Malumat Akademisi Yönetim Kurulu vasıtasıyla yapılan açıklama şöyle:

“Prof. Heybet Şengör’ün katıldığı tıpkı göstergeç programındaki sözleri zımnında Ilmek İşleri Başkanlığı’nın şikayeti üzerine savcılıkça ifadeye çağrılmış olması akademik özgürlüklerin ve tabir özgürlüğünün zahir hatalı anlaşıldığının ve ihlal edildiğinin can alıcı tıpkı bakir örneğidir. Prof. Şengör programda İbrahimi dinlerin lahut kitaplarında anlatılan peygamberlerin ve olayların tarihi belgeleri olmadığını söylemiştir. Prof. Şengör konuşmasında Prof. Fuad Köprülü’nün ‘İlk Mutasavvıflar’ kitabına ve orada adı geçen Yunus Emre ve Ahmed Yesevi’ye de atıfta bulunarak menkıbevi ve dokümanter aktarımların ayırımını yapmaktadır.

KUTSAL KİTAPLARLA İLGİLİ KANITLARIN OLMAMASI, İMAN EDENLER AÇISINDAN BİR EKSİKLİK DEĞİLDİR: Mukaddes kitaplarla ilgili tarihi vesika ve kanıtların olmaması inanç edenler açısından tıpkısı şaibe veya imanın saygınlığı ile ilişkin tıpkı bahis değildir. Tanımı icabı inan argüman ve doküman gerektirmez. Mavera yandan acun işleri ile ait akademik ve pratik değerlendirmelerin argüman ve vesaik üstüne kurulu olması vazgeçilmez aynı unsurdur. Tez ve vesika araştırarak ilerleyici gündüz ve arkeolojinin araştırı ve tartışma konuları arasında tabii dinler de vardır.

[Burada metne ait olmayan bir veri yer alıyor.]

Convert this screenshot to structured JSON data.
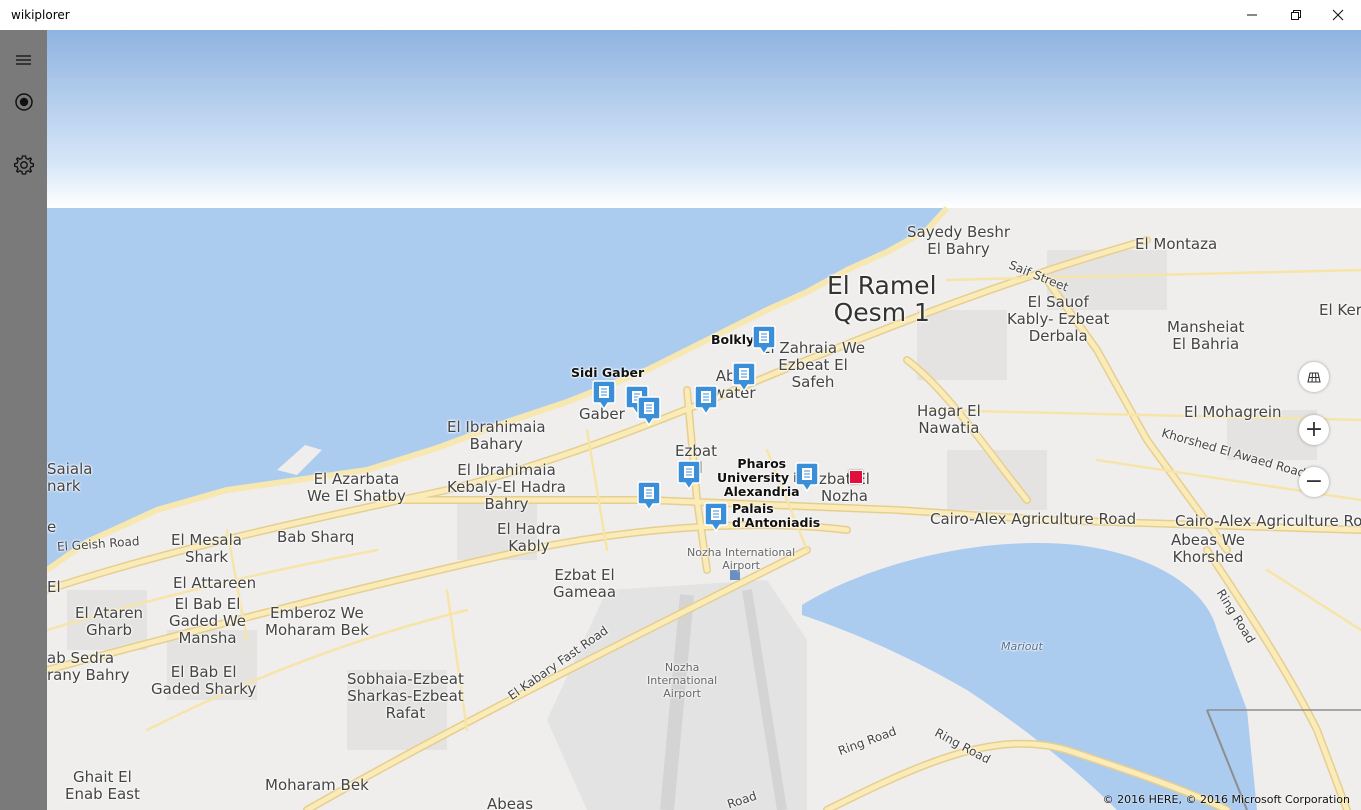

PROF. ŞENGÖR’ÜN İFADEYE ÇAĞRILMASI AKADEMİK HÜRRIYET AÇISINDAN VAHİM İHLALLERDİR: Kamuoyu önünde yapılan bir tartışmada belgelerin varlığı konusunda benzeri konuşmanın RTÜK eliyle cezaya uğratılması, Prof. Şengör’ün belge olmadığını söylemesi üzerine tıpkısı kamu kurumu olan Din İşleri Başkanlığı’nın şikayetçi olması ve bu konuda Prof. Şengör’ün İstanbul Cumhuriyet Altını Başsavcılığı Basın Suçları Sormaca Bürosuna rapor vermeye çağrılması rapor özgürlüğü ve akademik özgürlük açısından vahim ihlallerdir. Dini inançlarla ilişkin belge, kanıt olmadığı iddiasının soruşturulması akla ve elbette ki demokratlık ve laikliğe aykırıdır.

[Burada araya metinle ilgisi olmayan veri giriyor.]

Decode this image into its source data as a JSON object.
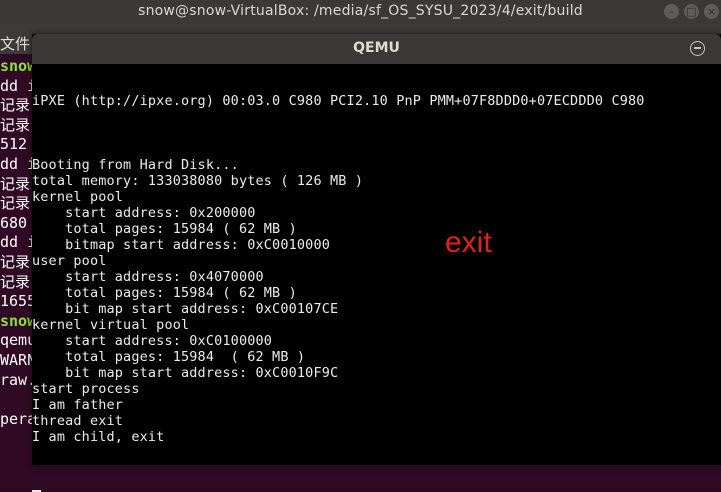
{
  "terminal": {
    "title": "snow@snow-VirtualBox: /media/sf_OS_SYSU_2023/4/exit/build",
    "menu_file": "文件",
    "lines": [
      {
        "text": "snow",
        "style": "green"
      },
      {
        "text": "dd i",
        "style": "plain"
      },
      {
        "text": "记录",
        "style": "plain"
      },
      {
        "text": "记录",
        "style": "plain"
      },
      {
        "text": "512",
        "style": "plain"
      },
      {
        "text": "dd i",
        "style": "plain"
      },
      {
        "text": "记录",
        "style": "plain"
      },
      {
        "text": "记录",
        "style": "plain"
      },
      {
        "text": "680",
        "style": "plain"
      },
      {
        "text": "dd i",
        "style": "plain"
      },
      {
        "text": "记录",
        "style": "plain"
      },
      {
        "text": "记录",
        "style": "plain"
      },
      {
        "text": "1655",
        "style": "plain"
      },
      {
        "text": "snow",
        "style": "green"
      },
      {
        "text": "qemu",
        "style": "plain"
      },
      {
        "text": "WARN",
        "style": "plain"
      },
      {
        "text": "raw.",
        "style": "plain"
      },
      {
        "text": "",
        "style": "plain"
      },
      {
        "text": "pera",
        "style": "plain"
      }
    ]
  },
  "qemu": {
    "title": "QEMU",
    "console_lines": [
      "iPXE (http://ipxe.org) 00:03.0 C980 PCI2.10 PnP PMM+07F8DDD0+07ECDDD0 C980",
      "",
      "",
      "",
      "Booting from Hard Disk...",
      "total memory: 133038080 bytes ( 126 MB )",
      "kernel pool",
      "    start address: 0x200000",
      "    total pages: 15984 ( 62 MB )",
      "    bitmap start address: 0xC0010000",
      "user pool",
      "    start address: 0x4070000",
      "    total pages: 15984 ( 62 MB )",
      "    bit map start address: 0xC00107CE",
      "kernel virtual pool",
      "    start address: 0xC0100000",
      "    total pages: 15984  ( 62 MB )",
      "    bit map start address: 0xC0010F9C",
      "start process",
      "I am father",
      "thread exit",
      "I am child, exit"
    ]
  },
  "annotation": {
    "label": "exit",
    "color": "#e2231a"
  }
}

DİYANET İŞLERİ BAŞKANLIĞI’NIN ŞİKAYETİ KABUL EDİLEMEZ: Vesika ve kanıtlara ait tartışmalar Uyanış, Tenevvür ve modern demokrasinin gelişmesinden itibaren dini kurumların toplum hayatına müdahale alanı dışında kalmıştır. Laik olduğu iddia edilen Türkiye Cumhuriyeti’nde benzeri amme kuruluşu olan Din İşleri Başkanlığı vasıtasıyla şikayet konusu yapılması kabul edilemez.”